住友商事×BRGが動かす42億ドルのハノイ——北部スマートシティ、人口規模をさらに拡大へ

こんにちは、ベトナム経済&株式投資ニュース解説のベトテク太郎です。

ハノイ北部に、日本企業が深く関わる42億ドルのスマートシティが動き出そうとしています。住友商事とベトナムのBRGグループが組んだ「北ハノイ・スマートシティ・プロジェクト」。私がいつも気にしている案件のひとつです。なぜかというと、タイ湖周辺から北方向に向かうたびに、あのエリアの変化が目に入るからです。

今回発表された内容で注目すべきポイントは、住友商事とBRGの合弁会社が「人口規模の上方修正」を正式に提案した、という点です。プロジェクトはすでにすべての法的手続きを完了し、財務義務も履行済み、土地使用権証明書も取得済みというフェーズに来ています。要するに、もうあとは「建てるだけ」という段階に来たのに、ここで人口容量を増やしたいと言い出した。

ハノイ市党書記のトラン・ドゥック・タン氏は、ハノイ人民委員会と関係部署に対して人口規模について速やかに書面で回答するよう要請し、さらに回答を受け取り次第、できるだけ早く建設を開始するよう住友商事とBRGに求めています。「ハノイはこのプロジェクトを急いでいる」という意思表示とも読めますね。

スペックをおさらいしておくと、このプロジェクトは総投資額約42億ドル、総面積270ヘクタール以上という規模です。ヴィンタイン区に位置し、5段階に分けて開発される予定で、最終段階では108階建ての商業・住宅タワーが建つ計画になっています。ショッピングモール、オフィス、ホテル、学校、国際病院、緑地公園、地下駐車場、そして統合交通インフラまで込みという、「一個の都市を丸ごと作る」という話です。

住友商事については、日本人としては馴染み深い名前ですが、ベトナムでの実績も相当なものです。1995年からベトナムに進出しており、ハノイとフンイエンのタンロンⅠ・Ⅱ工業団地への参画、ホーチミン市地下鉄1号線の高架区間、複数の火力発電所など、インフラ分野で長年の実績を積み上げてきています。「来て、作って、去る」ではなく、30年近くにわたってベトナムに根を張り続けている企業です。

一方のBRGは、金融・銀行・不動産・小売を展開するベトナムの多角的コングロマリット。地元の政治的ネットワークと住友の資本力・技術力が組み合わさったこの合弁体制が、プロジェクトの最大の強みだと私は見ています。

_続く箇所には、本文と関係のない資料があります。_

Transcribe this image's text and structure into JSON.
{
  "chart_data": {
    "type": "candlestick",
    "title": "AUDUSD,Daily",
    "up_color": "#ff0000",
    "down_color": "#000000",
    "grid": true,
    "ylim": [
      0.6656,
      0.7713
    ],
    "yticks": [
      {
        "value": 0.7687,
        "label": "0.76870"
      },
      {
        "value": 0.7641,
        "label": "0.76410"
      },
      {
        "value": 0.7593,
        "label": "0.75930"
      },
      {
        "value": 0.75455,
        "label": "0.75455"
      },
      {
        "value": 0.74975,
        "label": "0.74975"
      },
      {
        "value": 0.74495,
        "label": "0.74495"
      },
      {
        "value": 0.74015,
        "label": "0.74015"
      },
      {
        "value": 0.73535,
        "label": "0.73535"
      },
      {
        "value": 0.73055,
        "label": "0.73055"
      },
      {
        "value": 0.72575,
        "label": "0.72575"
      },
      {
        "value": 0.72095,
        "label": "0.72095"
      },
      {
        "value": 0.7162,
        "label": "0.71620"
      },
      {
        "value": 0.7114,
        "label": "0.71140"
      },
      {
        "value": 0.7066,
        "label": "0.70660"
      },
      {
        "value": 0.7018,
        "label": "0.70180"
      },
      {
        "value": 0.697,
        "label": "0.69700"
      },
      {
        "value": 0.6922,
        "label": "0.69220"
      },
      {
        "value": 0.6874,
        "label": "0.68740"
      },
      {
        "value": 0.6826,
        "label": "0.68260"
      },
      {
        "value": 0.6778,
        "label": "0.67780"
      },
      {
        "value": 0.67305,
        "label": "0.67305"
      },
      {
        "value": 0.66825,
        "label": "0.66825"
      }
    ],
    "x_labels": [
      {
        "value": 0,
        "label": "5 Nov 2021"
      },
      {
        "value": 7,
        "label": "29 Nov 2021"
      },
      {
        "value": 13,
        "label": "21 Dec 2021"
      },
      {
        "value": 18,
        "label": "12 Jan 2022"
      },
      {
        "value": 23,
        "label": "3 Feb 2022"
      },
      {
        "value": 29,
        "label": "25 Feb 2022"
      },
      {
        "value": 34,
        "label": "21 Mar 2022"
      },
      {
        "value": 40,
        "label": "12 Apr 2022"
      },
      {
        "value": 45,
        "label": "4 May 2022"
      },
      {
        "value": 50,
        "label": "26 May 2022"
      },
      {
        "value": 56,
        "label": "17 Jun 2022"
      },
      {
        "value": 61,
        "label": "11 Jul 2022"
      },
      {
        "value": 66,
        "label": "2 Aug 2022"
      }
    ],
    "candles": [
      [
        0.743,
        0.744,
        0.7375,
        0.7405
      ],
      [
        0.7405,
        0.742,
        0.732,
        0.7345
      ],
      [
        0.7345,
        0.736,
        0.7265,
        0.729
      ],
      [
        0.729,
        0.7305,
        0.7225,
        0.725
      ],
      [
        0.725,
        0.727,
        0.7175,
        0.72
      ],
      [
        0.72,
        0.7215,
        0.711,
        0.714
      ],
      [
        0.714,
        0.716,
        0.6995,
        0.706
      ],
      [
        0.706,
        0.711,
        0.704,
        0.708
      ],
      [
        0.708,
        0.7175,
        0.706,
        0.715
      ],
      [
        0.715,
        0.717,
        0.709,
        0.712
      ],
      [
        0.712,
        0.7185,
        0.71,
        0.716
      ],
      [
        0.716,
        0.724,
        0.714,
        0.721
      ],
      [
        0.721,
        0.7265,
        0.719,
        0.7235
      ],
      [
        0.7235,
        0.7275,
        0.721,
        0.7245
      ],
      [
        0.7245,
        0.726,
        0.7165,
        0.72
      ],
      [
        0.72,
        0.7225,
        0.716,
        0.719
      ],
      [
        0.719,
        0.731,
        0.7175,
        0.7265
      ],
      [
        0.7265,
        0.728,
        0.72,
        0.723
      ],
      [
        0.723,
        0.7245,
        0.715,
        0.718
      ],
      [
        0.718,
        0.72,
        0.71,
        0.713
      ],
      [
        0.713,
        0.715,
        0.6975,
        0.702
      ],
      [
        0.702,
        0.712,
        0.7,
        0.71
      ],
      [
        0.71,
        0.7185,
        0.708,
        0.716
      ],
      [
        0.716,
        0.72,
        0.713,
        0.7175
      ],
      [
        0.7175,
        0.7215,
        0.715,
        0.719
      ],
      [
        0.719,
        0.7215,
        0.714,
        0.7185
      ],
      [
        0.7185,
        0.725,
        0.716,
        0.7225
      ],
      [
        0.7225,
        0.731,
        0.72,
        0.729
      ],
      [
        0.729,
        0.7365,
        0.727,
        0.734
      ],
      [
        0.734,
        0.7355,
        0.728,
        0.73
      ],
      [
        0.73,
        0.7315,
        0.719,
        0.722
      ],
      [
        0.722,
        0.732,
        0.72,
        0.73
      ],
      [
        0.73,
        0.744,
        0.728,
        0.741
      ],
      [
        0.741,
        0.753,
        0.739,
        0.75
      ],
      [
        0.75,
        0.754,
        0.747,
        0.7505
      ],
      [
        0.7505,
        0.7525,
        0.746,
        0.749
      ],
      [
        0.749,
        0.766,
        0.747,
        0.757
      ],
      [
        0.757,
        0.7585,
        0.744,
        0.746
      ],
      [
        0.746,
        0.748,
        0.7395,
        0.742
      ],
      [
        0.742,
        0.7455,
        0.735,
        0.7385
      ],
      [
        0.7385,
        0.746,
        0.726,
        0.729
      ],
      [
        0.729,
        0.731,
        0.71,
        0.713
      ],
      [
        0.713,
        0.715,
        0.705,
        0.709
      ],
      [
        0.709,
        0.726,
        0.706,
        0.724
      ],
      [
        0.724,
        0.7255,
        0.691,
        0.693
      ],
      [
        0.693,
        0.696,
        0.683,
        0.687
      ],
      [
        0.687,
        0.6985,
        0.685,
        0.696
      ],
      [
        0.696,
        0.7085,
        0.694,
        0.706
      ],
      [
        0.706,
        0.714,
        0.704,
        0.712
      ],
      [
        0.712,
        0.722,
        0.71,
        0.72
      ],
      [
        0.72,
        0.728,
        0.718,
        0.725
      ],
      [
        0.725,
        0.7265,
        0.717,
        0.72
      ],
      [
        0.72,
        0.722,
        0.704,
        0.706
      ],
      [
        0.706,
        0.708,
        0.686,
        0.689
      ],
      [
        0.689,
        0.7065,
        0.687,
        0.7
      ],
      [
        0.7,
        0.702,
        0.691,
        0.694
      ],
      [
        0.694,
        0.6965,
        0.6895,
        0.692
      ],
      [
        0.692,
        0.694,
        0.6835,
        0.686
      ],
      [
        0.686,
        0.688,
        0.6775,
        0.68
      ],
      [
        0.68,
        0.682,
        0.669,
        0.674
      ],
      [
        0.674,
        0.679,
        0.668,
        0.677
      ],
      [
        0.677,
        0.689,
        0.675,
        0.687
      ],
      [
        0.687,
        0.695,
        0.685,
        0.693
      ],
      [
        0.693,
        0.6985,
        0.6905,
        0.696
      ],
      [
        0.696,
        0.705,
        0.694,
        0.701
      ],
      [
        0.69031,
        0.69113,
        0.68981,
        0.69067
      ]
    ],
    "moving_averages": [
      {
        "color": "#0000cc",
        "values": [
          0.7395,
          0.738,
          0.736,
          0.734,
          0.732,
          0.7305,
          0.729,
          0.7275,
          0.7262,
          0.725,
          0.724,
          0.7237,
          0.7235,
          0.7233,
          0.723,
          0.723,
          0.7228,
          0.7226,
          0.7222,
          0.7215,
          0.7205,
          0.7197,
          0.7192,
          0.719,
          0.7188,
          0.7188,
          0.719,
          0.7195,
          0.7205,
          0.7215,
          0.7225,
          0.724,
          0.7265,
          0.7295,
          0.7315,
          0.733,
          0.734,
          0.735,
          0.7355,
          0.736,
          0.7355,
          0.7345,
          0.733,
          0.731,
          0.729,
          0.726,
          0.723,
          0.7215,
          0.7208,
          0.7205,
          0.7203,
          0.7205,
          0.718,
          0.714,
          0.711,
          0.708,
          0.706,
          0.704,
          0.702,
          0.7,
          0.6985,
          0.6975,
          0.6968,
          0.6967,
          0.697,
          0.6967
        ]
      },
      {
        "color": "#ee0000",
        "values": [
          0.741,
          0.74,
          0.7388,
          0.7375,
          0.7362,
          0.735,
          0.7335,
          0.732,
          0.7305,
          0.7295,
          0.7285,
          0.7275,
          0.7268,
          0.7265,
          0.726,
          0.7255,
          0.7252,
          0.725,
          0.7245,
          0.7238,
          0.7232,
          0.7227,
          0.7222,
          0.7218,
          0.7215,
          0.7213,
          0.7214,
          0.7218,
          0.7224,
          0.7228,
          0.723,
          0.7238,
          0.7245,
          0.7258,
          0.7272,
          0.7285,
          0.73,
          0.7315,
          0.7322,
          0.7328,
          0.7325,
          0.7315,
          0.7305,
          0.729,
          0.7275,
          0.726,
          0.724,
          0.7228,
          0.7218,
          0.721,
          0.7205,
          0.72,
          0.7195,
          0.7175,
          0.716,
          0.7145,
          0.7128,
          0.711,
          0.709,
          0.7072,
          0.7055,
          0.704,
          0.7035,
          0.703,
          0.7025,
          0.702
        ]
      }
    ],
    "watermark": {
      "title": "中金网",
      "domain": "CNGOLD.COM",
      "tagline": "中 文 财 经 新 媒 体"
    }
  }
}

2026年初頭にはデルタグループが技術インフラ整備の第1段階の請負業者として正式に就任しており、施工体制も動き始めています。人口規模の上方修正という「想定外の追加交渉」が入ったことで若干スケジュールに不確実性は生じていますが、ハノイ市のトップが「早く建て始めろ」と言っている以上、大きく後退する可能性は低いとみています。

ここで私がハノイ在住13年の視点で感じることをひとつ申し上げると、このプロジェクトの立地であるヴィンタイン区のあたりは、ここ数年で明らかに「都市化の圧力」が高まっているエリアです。ハノイ市街地の慢性的な住宅不足、北部方面への人口分散という都市計画の方向性、メトロ拡張との接続性。これらすべてが「北ハノイに人が集まる」という流れを後押しする構造になっています。

人口規模を増やしたいという住友側の提案は、ある意味で「このエリアはもっと需要がある」という現場の確信の現れではないでしょうか。42億ドルを注ぎ込んでいる側が、さらに大きく張りに来た。そういうことなんです。

不動産関連銘柄への影響を含め、このプロジェクトの進捗は今後も注視していきたいと思います。